While it is appropriate to criticize the Central Intelligence Agency for its practice of torture and for its false claims about the intelligence it derived from torture, the Agency's misdeeds should not obscure the ultimate responsibility for these horrifying practices of former president George W. Bush. Perhaps some information was kept from President Bush and perhaps some CIA officials lied to him about their practices. That does not mitigate his responsibility. To the degree he was ignorant, it was willful ignorance. The practices of the CIA did not contradict the policies he approved. They were the foreseeable results of those policies. By maintaining that the CIA's treatment of detainees was lawful and humane, he fended off examination of its conduct as it was taking place.

Under both international law and the law of the United States, a commander is responsible for war crimes when three conditions are met: when he knows, or has reason to know, about the crimes that are committed; when he is in control of those committing those crimes; and when he does not take all feasible measures to prevent and punish the commission of those crimes.

It is clear that President Bush did nothing to prevent torture or punish those who tortured. He did not even acknowledge that the practices of the CIA constituted torture. This left him unable to do anything about its practices. It is also clear that he had control over the Central Intelligence Agency. He and his closest associates have insisted that it did not act unilaterally. As for knowledge of the abuse of detainees, he certainly had reason to know what was going on. Following World War II, the United States executed a Japanese general, Tomoyuki Yamashita, who had reason to know of the crimes committed by his forces in the Philippines, after the U.S. Supreme Court upheld his conviction by a U.S. military tribunal. Though General Yamashita did not specifically direct the commission of the crimes by his troops, like President Bush, he did not exercise due diligence to prevent those crimes.

The Bush administration liked to refer to "the war against terror." One reason it favored a war metaphor was that it seemed to buttress the president's claim that he was exercising his powers as commander-in-chief in dealing with terrorism.

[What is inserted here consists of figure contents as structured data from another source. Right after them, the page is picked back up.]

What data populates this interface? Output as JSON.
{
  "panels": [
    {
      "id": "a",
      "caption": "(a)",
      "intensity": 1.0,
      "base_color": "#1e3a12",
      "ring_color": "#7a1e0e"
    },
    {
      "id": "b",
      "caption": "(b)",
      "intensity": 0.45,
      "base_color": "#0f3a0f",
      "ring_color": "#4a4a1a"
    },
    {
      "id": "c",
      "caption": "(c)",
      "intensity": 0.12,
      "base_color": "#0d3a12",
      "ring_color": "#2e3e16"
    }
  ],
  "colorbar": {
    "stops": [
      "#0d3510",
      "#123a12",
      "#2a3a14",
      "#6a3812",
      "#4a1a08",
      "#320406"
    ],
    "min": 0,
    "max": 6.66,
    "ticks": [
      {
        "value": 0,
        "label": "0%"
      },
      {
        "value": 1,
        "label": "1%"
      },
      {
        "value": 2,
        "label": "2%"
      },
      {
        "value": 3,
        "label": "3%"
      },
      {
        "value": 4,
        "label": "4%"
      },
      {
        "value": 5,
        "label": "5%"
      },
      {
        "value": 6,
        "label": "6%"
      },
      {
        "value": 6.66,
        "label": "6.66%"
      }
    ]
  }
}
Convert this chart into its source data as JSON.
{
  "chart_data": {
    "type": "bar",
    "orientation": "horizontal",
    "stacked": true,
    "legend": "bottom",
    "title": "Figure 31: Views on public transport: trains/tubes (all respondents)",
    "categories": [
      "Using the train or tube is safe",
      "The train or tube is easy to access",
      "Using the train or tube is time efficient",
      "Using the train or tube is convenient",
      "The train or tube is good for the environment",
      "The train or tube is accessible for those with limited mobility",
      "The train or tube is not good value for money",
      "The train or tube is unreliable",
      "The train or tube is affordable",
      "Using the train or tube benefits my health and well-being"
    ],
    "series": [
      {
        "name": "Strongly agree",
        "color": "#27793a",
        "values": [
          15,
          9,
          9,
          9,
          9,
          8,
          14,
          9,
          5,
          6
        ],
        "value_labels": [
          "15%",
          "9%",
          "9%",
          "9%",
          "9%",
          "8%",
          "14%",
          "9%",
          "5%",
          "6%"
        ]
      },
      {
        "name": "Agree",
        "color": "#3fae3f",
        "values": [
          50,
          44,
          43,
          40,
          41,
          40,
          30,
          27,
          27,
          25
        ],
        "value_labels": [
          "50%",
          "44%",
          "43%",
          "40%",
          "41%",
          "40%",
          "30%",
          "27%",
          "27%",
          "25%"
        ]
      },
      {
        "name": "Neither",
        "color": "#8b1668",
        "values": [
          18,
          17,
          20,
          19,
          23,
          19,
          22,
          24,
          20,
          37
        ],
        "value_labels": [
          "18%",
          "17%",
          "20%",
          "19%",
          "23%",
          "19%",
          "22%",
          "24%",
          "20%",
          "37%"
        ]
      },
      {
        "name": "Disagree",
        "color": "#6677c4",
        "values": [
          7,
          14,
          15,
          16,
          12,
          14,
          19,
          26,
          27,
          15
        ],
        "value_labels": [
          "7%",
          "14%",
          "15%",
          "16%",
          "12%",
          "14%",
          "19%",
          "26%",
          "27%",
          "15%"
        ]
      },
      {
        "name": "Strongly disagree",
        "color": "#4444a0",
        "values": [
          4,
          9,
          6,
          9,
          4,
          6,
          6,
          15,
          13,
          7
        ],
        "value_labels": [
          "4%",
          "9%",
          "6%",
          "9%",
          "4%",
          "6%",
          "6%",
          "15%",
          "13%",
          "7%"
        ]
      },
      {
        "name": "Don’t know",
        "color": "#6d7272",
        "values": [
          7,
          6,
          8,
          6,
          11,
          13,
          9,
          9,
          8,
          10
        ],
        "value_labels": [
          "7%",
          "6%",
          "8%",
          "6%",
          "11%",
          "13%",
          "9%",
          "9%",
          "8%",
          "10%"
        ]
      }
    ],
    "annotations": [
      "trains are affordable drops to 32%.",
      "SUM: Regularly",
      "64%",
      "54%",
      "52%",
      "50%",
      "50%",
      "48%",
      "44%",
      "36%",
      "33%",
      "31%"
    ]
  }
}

Aided and abetted by Vice President Cheney, this provided an argument for resisting intervention by Congress and the courts with the president's exclusive power to fight terrorism. President Bush's insistence that he acted in accordance with his constitutional power as commander-in-chief underscores his need to accept command responsibility.

It should be clear, of course, that President Bush's culpability for torture does not diminish the responsibility of all other officials who administered torture, or who aided or abetted or covered up the practice. Whether they were CIA agents, White House aides, Justice Department lawyers or Department of Defense medical personnel, they should be held accountable. Experience in many other countries in a wide array of circumstances makes it evident that accountability is difficult. At the same time, it is apparent that unless a good faith attempt is made to punish those with the highest level of responsibility for serious abuses, the chances that those abuses will be repeated are very great.

One of the arguments against making public the Senate Intelligence Committee report on the role of the Bush administration and the Central Intelligence Agency in the practice of torture was that it would exacerbate the danger to American personnel at a time when the United States is engaged in conflict with Islamic militants in several parts of the world. That is a legitimate concern, but it cannot be a basis for a continued effort to cover up such abuses. As we should know by now, whether the United States acknowledges its own misdeeds is not the central factor in creating awareness of its practices.

The best way to protect the good name of the United States is not with cover-ups, which don't work; it is by practicing the respect for the rule of law that we preach to the rest of the world and by giving ourselves the credibility to rally world opinion in condemning enemies who engage in barbaric practices. We will not succeed by pretending that our side did not engage in abuses; we have a better chance of succeeding if we demonstrate our own readiness to expose those abuses and to take action to prevent their repetition.

Aryeh Neier is president emeritus of the Open Society Foundations.